Whole Foods likes to brag about its effort to popularize fair trade products, but its shelves are full of chocolate produced by companies that are profiting from the enslavement of children.
As America’s largest fair trade and organic retailer, Whole Foods has enormous power to push its suppliers to adopt more ethical sourcing policies. But the company is allowing major chocolate manufacturers to manipulate fair trade standards and sell a few “ethical” products while continuing to profit from child labor.
Whole Foods has built a successful brand as an ethical retailer. But if it wants to maintain that socially responsible image, Whole Foods needs to do everything in its power to end child slavery in the chocolate industry.
Tell Whole Foods: don’t sell chocolate made by companies profiting from child labor.
Child labor is rampant in the global chocolate industry. A study commissioned by the U.S. government found that nearly 2 million children are working to produce cocoa in West Africa and that unsafe working conditions, forced labor, and human trafficking are rampant in the industry. Currently, the best way to ensure that chocolate isn’t tained by child labor is independent fair trade certification, but Whole Foods continues to sell uncertified chocolates, like Lake Champlain, Barry Callebaut, and Kraft's Cote D’Or.
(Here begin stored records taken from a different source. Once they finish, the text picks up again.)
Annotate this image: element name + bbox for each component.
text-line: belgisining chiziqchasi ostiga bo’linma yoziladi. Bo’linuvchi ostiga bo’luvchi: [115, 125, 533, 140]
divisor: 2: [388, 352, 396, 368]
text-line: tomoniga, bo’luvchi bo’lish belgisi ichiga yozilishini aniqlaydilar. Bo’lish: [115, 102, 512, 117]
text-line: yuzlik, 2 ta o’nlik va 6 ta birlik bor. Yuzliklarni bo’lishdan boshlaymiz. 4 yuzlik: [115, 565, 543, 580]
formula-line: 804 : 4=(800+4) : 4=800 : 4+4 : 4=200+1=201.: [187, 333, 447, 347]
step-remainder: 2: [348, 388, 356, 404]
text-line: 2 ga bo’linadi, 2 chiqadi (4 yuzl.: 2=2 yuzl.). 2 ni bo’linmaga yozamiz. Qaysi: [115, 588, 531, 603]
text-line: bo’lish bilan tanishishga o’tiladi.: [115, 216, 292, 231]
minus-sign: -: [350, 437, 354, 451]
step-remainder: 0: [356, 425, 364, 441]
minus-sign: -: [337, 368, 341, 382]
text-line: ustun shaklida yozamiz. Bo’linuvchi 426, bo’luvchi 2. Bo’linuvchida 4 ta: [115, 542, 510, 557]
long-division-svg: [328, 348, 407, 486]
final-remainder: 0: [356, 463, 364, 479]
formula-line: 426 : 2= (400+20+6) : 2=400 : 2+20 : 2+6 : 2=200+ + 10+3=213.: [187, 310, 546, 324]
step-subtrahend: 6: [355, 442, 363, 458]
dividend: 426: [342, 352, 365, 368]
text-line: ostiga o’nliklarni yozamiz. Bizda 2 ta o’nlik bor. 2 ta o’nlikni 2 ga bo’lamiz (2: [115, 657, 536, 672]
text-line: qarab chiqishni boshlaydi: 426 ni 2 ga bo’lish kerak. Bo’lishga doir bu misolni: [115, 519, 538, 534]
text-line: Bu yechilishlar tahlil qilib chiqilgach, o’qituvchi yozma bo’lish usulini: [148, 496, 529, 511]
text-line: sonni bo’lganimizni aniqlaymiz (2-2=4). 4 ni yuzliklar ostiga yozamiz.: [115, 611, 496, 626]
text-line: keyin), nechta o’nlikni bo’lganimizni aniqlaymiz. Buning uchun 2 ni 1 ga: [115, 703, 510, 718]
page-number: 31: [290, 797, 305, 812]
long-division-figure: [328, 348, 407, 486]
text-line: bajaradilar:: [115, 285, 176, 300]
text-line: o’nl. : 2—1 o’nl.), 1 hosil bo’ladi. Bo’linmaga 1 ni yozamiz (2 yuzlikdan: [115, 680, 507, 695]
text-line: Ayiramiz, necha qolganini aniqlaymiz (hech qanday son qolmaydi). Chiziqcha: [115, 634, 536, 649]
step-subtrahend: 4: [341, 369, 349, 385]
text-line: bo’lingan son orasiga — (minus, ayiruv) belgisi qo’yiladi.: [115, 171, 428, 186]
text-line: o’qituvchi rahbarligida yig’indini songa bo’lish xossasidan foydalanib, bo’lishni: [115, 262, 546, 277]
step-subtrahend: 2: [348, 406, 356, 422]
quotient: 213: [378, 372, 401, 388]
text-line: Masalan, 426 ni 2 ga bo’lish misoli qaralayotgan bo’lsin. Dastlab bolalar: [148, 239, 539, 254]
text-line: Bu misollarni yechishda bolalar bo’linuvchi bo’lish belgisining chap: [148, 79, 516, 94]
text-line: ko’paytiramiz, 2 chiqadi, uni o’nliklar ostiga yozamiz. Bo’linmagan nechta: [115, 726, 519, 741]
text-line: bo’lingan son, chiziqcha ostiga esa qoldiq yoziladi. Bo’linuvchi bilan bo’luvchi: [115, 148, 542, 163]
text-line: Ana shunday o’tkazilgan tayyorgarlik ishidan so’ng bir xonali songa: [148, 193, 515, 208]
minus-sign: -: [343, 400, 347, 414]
Meanwhile, Whole Foods is doing business with companies that have failed to institute industry-standard sourcing procedures. Some major manufacturers, such as Mars, Hershey and Ferrero, have committed to ensuring that their supply chains are child labor-free in coming years. Kraft, the world’s largest purchaser of cocoa, has failed to make a similar pledge, and Whole Foods continues to stock its chocolate products.
We know grocery store chains will listen to customer concerns. Already, we’ve worked together to get Trader Joe’s to adopt more ethical sourcing standards for its tomatoes. Let’s pool our economic power together to challenge Whole Foods to sell only ethical chocolate.
Tell Whole Foods: only buy fair trade-certified chocolate, and only buy it from companies that are not earning profits at the expense of children.
PS: Maybe we shouldn’t be so surprised about Whole Foods’ shallow commitment to human rights -- after all, its main supplier, UNFI, has subjected its warehouse workers to unsafe conditions and unfair compensation right here in America. It turns out Whole Foods is much less ethical than it would like you to think.